Used books are like used bookcases: neither brings in any income to the guy who made it. However, unlike bookcases, books prominently feature the creator's name, so there's a lot better chance of a used book generating further sales than there is with a used bookcase.
I forget who said it here, but they were right: If ebooks, especially backlist titles, were priced to compete with used books, instead of priced not to compete with hardcovers, sales would soar.
Of course, that would kill the local used book stores, and in this day and age of bland corporate superstores, they're among the last of the real independents.
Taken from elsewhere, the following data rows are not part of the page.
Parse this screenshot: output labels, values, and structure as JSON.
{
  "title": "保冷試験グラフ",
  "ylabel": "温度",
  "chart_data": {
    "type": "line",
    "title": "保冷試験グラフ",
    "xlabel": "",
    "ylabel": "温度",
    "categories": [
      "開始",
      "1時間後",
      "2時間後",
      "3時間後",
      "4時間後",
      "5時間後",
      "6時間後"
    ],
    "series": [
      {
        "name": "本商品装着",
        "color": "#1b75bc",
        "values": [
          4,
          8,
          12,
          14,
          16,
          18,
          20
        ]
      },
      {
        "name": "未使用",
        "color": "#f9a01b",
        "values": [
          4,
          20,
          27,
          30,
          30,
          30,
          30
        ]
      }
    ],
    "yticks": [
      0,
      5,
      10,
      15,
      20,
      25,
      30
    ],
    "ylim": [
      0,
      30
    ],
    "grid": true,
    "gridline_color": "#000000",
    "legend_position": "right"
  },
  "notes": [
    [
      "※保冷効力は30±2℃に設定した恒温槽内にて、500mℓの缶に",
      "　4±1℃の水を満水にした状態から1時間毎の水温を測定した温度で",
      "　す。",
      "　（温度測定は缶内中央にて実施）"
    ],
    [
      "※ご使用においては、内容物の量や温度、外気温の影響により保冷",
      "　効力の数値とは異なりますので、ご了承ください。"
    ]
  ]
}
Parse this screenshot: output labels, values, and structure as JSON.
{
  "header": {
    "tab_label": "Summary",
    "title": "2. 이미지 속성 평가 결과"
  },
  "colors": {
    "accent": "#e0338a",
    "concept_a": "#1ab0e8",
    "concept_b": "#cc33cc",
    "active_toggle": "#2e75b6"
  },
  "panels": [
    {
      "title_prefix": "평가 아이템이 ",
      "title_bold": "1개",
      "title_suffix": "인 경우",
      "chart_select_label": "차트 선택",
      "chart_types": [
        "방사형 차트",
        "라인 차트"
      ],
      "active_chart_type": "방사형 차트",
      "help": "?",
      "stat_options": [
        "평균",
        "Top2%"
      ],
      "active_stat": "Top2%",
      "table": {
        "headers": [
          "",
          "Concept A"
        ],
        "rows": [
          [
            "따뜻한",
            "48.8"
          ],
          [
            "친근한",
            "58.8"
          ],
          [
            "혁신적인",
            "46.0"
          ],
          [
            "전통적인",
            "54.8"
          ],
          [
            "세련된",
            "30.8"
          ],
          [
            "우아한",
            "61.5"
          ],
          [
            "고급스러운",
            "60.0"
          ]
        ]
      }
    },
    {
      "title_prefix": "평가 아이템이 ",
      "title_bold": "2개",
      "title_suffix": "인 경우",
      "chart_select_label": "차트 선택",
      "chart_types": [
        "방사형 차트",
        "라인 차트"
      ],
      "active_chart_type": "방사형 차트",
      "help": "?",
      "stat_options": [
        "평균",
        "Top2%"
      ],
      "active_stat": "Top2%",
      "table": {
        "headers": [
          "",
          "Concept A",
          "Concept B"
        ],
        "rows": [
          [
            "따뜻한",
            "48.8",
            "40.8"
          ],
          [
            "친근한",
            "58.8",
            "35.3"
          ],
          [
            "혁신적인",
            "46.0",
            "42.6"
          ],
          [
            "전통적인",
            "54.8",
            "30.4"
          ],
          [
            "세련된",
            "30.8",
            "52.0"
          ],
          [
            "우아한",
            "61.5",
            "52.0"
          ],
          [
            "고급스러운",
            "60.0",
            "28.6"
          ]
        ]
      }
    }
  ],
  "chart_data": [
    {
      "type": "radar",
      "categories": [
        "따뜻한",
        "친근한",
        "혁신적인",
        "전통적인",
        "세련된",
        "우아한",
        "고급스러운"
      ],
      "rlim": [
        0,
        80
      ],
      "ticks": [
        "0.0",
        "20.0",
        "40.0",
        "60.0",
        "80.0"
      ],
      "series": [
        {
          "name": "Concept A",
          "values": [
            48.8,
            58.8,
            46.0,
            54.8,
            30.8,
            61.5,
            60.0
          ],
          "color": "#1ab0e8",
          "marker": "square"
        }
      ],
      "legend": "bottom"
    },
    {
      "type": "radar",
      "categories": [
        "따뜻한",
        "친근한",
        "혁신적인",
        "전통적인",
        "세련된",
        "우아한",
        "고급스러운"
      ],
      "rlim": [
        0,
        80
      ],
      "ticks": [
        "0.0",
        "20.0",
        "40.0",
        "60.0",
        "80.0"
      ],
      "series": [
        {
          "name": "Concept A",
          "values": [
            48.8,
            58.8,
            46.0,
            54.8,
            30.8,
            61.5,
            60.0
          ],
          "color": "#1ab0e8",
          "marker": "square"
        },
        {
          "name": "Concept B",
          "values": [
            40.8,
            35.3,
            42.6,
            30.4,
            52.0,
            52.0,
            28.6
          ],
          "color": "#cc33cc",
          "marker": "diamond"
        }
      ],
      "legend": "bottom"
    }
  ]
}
No online community can duplicate the experience of hanging out after school at the used book store and discovering not only a world of books but a world of book lovers.
The used book store I grew to adulthood in is long since closed, its owner long since passed on to the great library in the sky, and yet to me, science fiction, fandom, even reading itself, are defined by that place, a little hole-in-the-wall store in a basement, with cinder-block shelves, hand-lettered signs, rare comics hanging over the register, and an outside light over the stairs that was never quite straight again after I whacked it with my head while swinging over the railing -- stairs were for wusses. I met lifelong friends in that store, and developed some of the interests that are at the core of my being. More than anywhere else outside my home, that store and the reading community centered around it shaped who I am. We're losing those special places, thanks to the decline of reading and the rise of ebooks. While it may be inevitable, it is nonetheless sad. As much as I like ABE, for instance -- where else can I find odd works on military history that have been out of print for decades? -- it will never be Book Swap.
Ah, lack of sleep makes me maudlin. Maybe BVC needs to establish store hours, so I don't buy a book late at night and find myself unable to put it down (or should that be turn it off?).